Besides the socioeconomic factors, experts say there is a growing phenomenon they’ve noted that may also be at work.
“I think there is a counter-narrative out there, not necessarily in the scientific literature, but in the popular self-help kind of literature out there,” Howard said. “There are some folks out there who trivialize this and you know, ‘it’s not a big deal.’ They don’t necessarily say it’s OK to binge drink… but it’s more of a message of just kind of accepting alcohol consumption generally as something that’s OK and not a big deal.”
“I don’t know how prominent it is and I’m not trying to attribute it all to that. I’m just saying there is a kind of a counter-narrative out there,” he added.
“We want our patients to have autonomy and to ask many questions,” said Parisi. “Patients are reading more than ever and are being influenced by the media, friends, and family, and not all of those sources are created equal nor evidence-based.”
“A lot has changed in medicine. It used to be ‘Yes, Doctor, whatever you say.’ I’m not saying it should go back to that” Parisi said. “But we as physicians have to gain a rapport with our patients, destigmatize care, and patients need to find providers they can work with and rebuild trust.”
“We as providers need to combat recommendations that are not evidence-based and still promote shared decision making,” she added.
Ruiz says he believes one of the most important ways to hammer the message home is through one-on-one relationships.

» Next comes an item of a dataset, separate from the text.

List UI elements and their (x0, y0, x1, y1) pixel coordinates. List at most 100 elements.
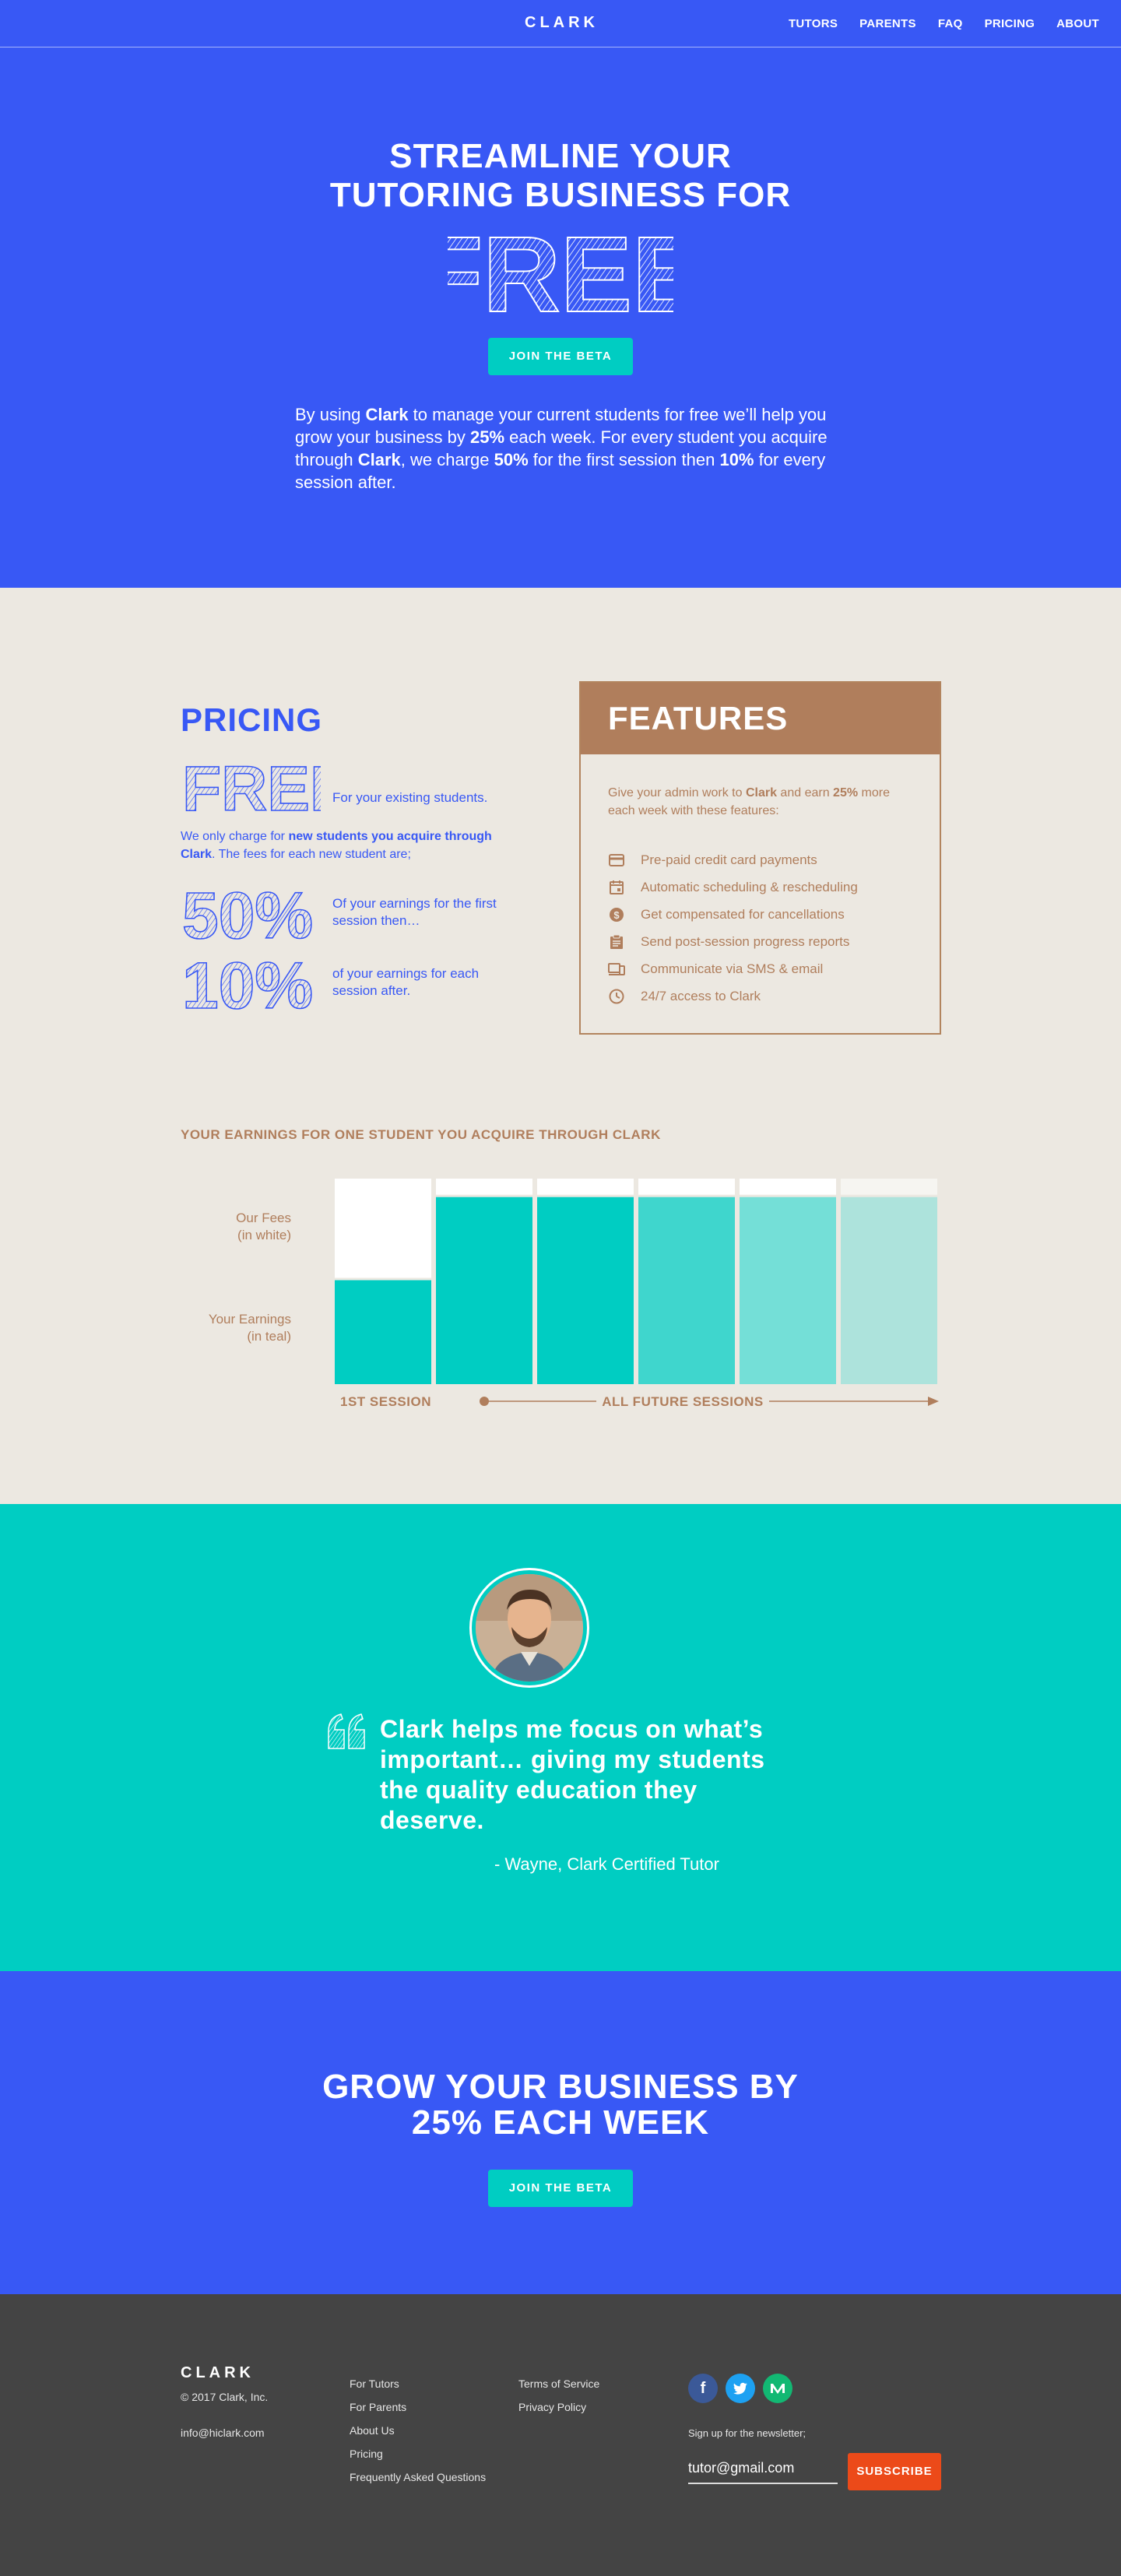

“A lot of it has to do with the relationship between the provider and the patient,” he said. “In my practice, everybody at the beginning of the pregnancy, we do kind of general counseling and we try to get to them before pregnancy.”
“When that patient is in the office, we go through and discuss, as part of the counseling of a newly pregnant woman, what is safe behavior during pregnancy. We also discuss smoking and THC use in those initial early prenatal care visits” he explained.
Ruiz says they also provide patients with a web app so they can access the information they need to guide them through their pregnancy.
“Our FASD work group at ACOG works to educate patients on the risks of prenatal alcohol exposure,” Parisi said. “There have been studies showing that not all providers instruct their patients to completely abstain and that is unfortunate.”
But she says finding the time to get the information out can be a problem.
“We are all strapped for time, particularly those in private practice. I was in solo private practice for many years” she explained. “It can be very challenging to properly screen patients while gathering their history, approaching their intimate needs and concerns, and doing a directed physical.”
“We should all be using a validated screening tool like AUDIT-US” she added. “Properly tackling this at preconception and annual visits can address the issue and drastically decrease the incidence of FASDs.”